Church of San Vittore
The Parish Church dedicated to St. Victor, originally entitled to St. Gangulphus, is located on the highest spot of the ridge and is the result of a series of enlargements.
The most ancient building, dating back to the 10th-11th century, was a single-nave chapel with an apse facing east: of it we can still recognize the stone-roofed semicircular apse and the gable roof of the small nave, including Roman bricks, whose profile is still visible inside the later walls of the current Baptistry Chapel; the entrance should have been on the western side, in correspondence of a room with under floor burials, currently used as a chapel, where a recent restoration recovered some 16th century frescoes. During the 14th-15th century, the building was enlarged, maintaining the same orientation and adding two chapels on the short sides (of the Virgin, with 17th century colored stuccos, and of the fishermen and Apostles Peter and Andrew).

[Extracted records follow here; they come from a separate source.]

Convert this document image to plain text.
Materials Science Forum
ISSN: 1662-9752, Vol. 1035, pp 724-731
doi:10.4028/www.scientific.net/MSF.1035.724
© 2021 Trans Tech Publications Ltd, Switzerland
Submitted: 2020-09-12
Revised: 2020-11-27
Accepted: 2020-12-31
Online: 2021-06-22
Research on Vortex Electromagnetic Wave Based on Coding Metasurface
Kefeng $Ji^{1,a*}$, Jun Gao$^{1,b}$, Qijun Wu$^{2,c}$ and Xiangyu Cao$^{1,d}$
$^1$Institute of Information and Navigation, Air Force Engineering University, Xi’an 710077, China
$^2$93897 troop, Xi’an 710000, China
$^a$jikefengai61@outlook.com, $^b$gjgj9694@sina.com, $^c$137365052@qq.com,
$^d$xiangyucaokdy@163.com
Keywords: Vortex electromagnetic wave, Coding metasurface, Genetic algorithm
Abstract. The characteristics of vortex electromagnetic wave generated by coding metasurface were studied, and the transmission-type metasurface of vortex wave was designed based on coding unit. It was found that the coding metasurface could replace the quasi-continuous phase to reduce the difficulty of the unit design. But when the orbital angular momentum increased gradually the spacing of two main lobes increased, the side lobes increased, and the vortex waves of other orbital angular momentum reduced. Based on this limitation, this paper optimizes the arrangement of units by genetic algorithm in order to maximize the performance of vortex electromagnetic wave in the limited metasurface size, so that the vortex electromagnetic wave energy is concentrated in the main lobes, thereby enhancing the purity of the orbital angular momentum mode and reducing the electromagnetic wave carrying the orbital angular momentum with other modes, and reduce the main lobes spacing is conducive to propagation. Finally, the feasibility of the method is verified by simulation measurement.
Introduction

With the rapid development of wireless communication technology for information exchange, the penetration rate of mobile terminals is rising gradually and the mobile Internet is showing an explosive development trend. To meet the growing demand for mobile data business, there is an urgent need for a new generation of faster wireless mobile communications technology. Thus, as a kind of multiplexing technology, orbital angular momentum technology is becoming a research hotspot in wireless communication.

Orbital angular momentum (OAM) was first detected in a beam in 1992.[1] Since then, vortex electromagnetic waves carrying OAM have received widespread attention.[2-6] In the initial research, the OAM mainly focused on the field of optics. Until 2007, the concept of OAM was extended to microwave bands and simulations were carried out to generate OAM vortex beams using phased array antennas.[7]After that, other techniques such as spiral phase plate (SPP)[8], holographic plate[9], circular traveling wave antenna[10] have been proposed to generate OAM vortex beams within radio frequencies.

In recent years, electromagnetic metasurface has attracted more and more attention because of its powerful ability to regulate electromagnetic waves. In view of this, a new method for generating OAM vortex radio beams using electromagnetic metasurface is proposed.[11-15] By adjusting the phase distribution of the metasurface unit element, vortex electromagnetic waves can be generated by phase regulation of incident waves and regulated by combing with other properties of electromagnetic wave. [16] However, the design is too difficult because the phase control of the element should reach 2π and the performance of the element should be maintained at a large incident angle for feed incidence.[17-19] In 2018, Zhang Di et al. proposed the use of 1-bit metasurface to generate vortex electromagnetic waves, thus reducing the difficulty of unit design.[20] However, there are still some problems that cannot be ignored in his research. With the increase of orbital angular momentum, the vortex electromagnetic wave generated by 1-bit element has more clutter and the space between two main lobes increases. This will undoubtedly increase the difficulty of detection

Finally, in the 17th century, a radical transformation occurred, throughout a further enlargement of the building, which had its orientation changed, moving the altar to the south and the entrance to the north. It was also added an outdoor porch and an upper room with the bellows of the organ. The new bays have rib vaults and a polygonal chancel with late 19th century frescoes depicting the life of the Christ, water and fishermen. Particularly noteworthy are the wooden pulpit and the large altar in gilded wood, with a tempietto, the central group of the Pietà and silver busts of the four patron Saints of the Diocese of Novara.